Отныне они скользят сквозь его душу, отзываясь пронзительными, фальшивыми звуками. Только она одна ему теперь и остается, эта бешеная гамма. Такой вот ксилофон у него теперь внутри. С ним ему и придется теперь смириться, музыканту несчастному. Часто прямо перед его глазами в воздухе подрагивает от боли какая-то завеса, или неудержимый смех катится вдоль стены какого-то дома. Но слишком поздно. По ним уже проехался омнибус.
И боль запоздала, и смех; слишком поздно.
Когда он идет по улицам, они подсовывают ему тысячу всяких вещей. Они лезут из щелей в каменных стенах. А он взамен сует в эти щели свой смех и свои слезы. Ведь он носит их с собой, запихнув глубоко в грудь, там, в особом отделении, они и хранятся: смех, в любой момент готовый раскатиться вовсю, и боль, готовая излиться — в двух разных емкостях: как перец и соль — «Сдобрите, пожалуйста, перчиком мои пустынные коридоры». И он обильно посыпает скатерти и столы, вносит свою непрошеную лепту. Когда он выходит на порог, резвые скакуны уже наготове. Он знает: непозволительно вскакивать сейчас в седло. И все же один из скакунов отзывается на имя Соль-с-Перцем.
Он любит ситуации, когда все просто. Как в подземном переходе через улицу, где люди чинно, колоннами идут все в одну сторону. Любит рубчатый пол этих подземных коридоров, задор и какую-то внутреннюю чистоту этих катакомб, которая бесконечно повторяет в сиянии витрин себя самое, отражая, как уже говорилось, чинно идущие, легко обозримые отряды людей перед тем, как они вновь выйдут наверх, к свету. Хорошо и то, что этот переход можно перекрыть. После полуночи опускается решетка, и рабочие моют полы в переходах.
Еще он любит вот что: крутить диск телефонного аппарата. Глядя на неприступную каменную кладку, крутить диск: набирать, выбирать.

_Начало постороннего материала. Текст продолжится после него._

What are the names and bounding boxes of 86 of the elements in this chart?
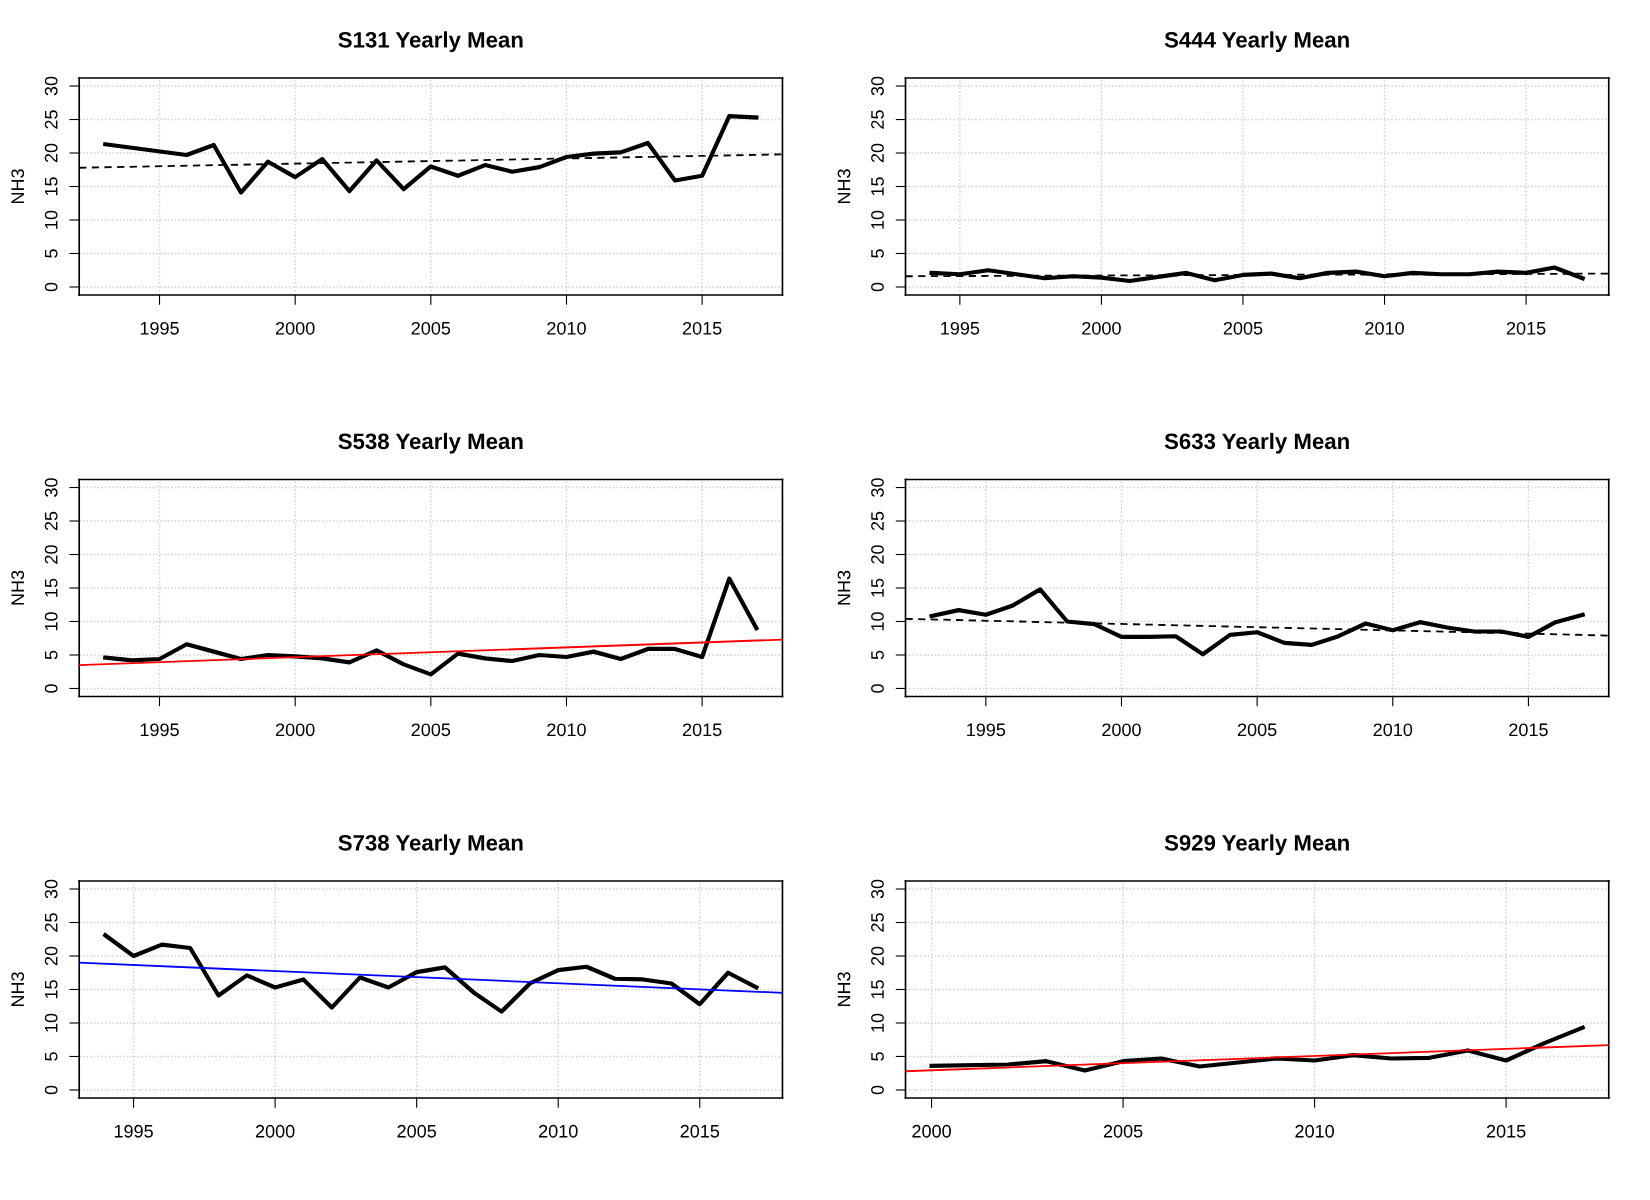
y-tick-label: 25 [871, 913, 884, 932]
y-tick-label: 25 [871, 511, 884, 531]
x-tick-label: 2010 [1295, 1124, 1334, 1138]
y-tick-label: 10 [871, 612, 884, 631]
x-tick-label: 2005 [1103, 1124, 1143, 1138]
y-axis-title: NH3 [11, 169, 25, 204]
line-series [929, 1025, 1585, 1073]
y-tick-label: 30 [871, 76, 884, 96]
y-axis-title: NH3 [11, 570, 25, 605]
x-tick-label: 2010 [539, 1124, 578, 1138]
y-tick-label: 15 [871, 177, 884, 196]
chart-title: S538 Yearly Mean [338, 432, 523, 454]
y-tick-label: 10 [44, 612, 58, 631]
y-tick-label: 25 [44, 511, 58, 531]
chart-title: S633 Yearly Mean [1164, 432, 1349, 454]
y-tick-label: 5 [871, 650, 884, 660]
y-axis-title: NH3 [837, 570, 851, 605]
y-tick-label: 15 [871, 980, 884, 999]
y-tick-label: 15 [44, 980, 58, 999]
y-tick-label: 25 [44, 110, 58, 129]
y-tick-label: 30 [44, 76, 58, 96]
x-tick-label: 2005 [397, 1124, 436, 1138]
y-tick-label: 30 [44, 879, 58, 899]
chart-title: S131 Yearly Mean [338, 31, 523, 53]
x-tick-label: 2000 [255, 1124, 295, 1138]
x-tick-label: 2000 [275, 321, 315, 335]
y-tick-label: 0 [44, 1085, 58, 1095]
chart-title: S444 Yearly Mean [1164, 31, 1349, 53]
y-tick-label: 10 [44, 210, 58, 229]
y-tick-label: 30 [44, 478, 58, 497]
y-tick-label: 30 [871, 478, 884, 497]
y-tick-label: 20 [44, 545, 58, 564]
x-tick-label: 2000 [275, 723, 315, 737]
y-tick-label: 15 [44, 177, 58, 196]
x-tick-label: 1995 [140, 321, 179, 335]
y-tick-label: 5 [871, 1052, 884, 1061]
y-tick-label: 10 [44, 1013, 58, 1032]
y-tick-label: 30 [871, 879, 884, 899]
x-tick-label: 1995 [114, 1124, 153, 1138]
x-tick-label: 2005 [1223, 321, 1263, 335]
x-tick-label: 1995 [941, 321, 980, 335]
y-tick-label: 0 [871, 1085, 884, 1095]
y-axis-title: NH3 [837, 972, 851, 1007]
x-tick-label: 2015 [1486, 1124, 1526, 1138]
y-tick-label: 0 [871, 282, 884, 292]
y-tick-label: 25 [44, 913, 58, 932]
x-tick-label: 1995 [140, 723, 179, 737]
y-tick-label: 10 [871, 210, 884, 229]
y-tick-label: 10 [871, 1013, 884, 1032]
x-tick-label: 2005 [411, 321, 451, 335]
x-tick-label: 2010 [1373, 723, 1413, 737]
x-tick-label: 2010 [1365, 321, 1404, 335]
x-tick-label: 2015 [682, 723, 722, 737]
x-tick-label: 2010 [547, 723, 586, 737]
y-tick-label: 20 [871, 545, 884, 564]
y-tick-label: 5 [44, 249, 58, 258]
y-axis-title: NH3 [837, 169, 851, 204]
x-tick-label: 2015 [1509, 723, 1548, 737]
y-tick-label: 5 [44, 650, 58, 660]
y-tick-label: 15 [871, 578, 884, 597]
x-tick-label: 2005 [411, 723, 451, 737]
y-tick-label: 20 [871, 143, 884, 163]
y-tick-label: 0 [871, 684, 884, 693]
y-tick-label: 20 [871, 946, 884, 966]
y-tick-label: 15 [44, 578, 58, 597]
y-axis-title: NH3 [11, 972, 25, 1007]
x-tick-label: 2015 [680, 1124, 720, 1138]
x-tick-label: 2000 [1102, 723, 1141, 737]
x-tick-label: 2000 [912, 1124, 951, 1138]
x-tick-label: 2010 [547, 321, 586, 335]
y-tick-label: 0 [44, 282, 58, 292]
y-tick-label: 20 [44, 143, 58, 163]
x-tick-label: 2000 [1082, 321, 1121, 335]
x-tick-label: 1995 [967, 723, 1006, 737]
y-tick-label: 20 [44, 946, 58, 966]
y-tick-label: 25 [871, 110, 884, 129]
chart-title: S929 Yearly Mean [1164, 834, 1349, 856]
x-tick-label: 2015 [682, 321, 722, 335]
y-tick-label: 0 [44, 684, 58, 693]
y-tick-label: 5 [44, 1052, 58, 1061]
line-series [103, 576, 759, 677]
x-tick-label: 2005 [1237, 723, 1277, 737]
chart-title: S738 Yearly Mean [338, 834, 523, 856]
line-series [103, 933, 759, 1014]
x-tick-label: 2015 [1506, 321, 1546, 335]
y-tick-label: 5 [871, 249, 884, 258]
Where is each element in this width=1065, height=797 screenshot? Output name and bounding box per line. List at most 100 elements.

Да, я был в городе, и эти зрительные площадки, эти площади захватывали меня. Они опускались, хлопая крыльями, овевая меня, обрызгивали меня своими эссенциями, наполняли меня своими тенями, изливали на меня бормотание, смех, отзвуки — и тишину тоже, они набрасывали на меня свои лассо, обвивались вокруг меня и вели меня, связанного, увлекая все дальше, в новые ловушки. Вводили меня в свою дневную жизнь, потом в ночную, в укромные уголки, уголки своего смирения. Как они опьяняли. Поили вином безумия, впрыскивали наркотик. Они наполняли меня, заполняли всю голову целиком. И вот я шел по ним, и не мог, не мог больше этого вынести, потому что все это не умещалось у меня в голове. Шел, полнясь этим, но пустой. И пустым уходил. Там, в самой гуще, и все равно пустой, потому что не мог ничего понять. Я шел под дождем, среди потопа, томясь жаждой по одной-единствен-ной капле.
Так что когда я побежал к своему руководителю, к ментору, мимо палаццо Фарнезе, промчался под резными пролетами Виа-Джулия и там, дальше, где близки уже крутые лестницы, ведущие вниз, к Тибру, проскользнул через калитку в воротах (во дворе, на пороге у двери — белая кошка, пришлось переступить через нее), взлетел вверх по лестнице, минуя медную табличку с надписью «LUNA» на четвертом этаже, и вот сам ментор возникает в дверях, глаза у него блестят — ведь его внезапно оторвали от работы, в которую он был погружен с головой, он имеет право презирать настоящее, ибо сам его творит, но свое, иное, а я, такой свежий оттого, что ничего еще не начал, я, жертва и одержимый, обреченный на этот город, стою перед ним, и я совсем пуст.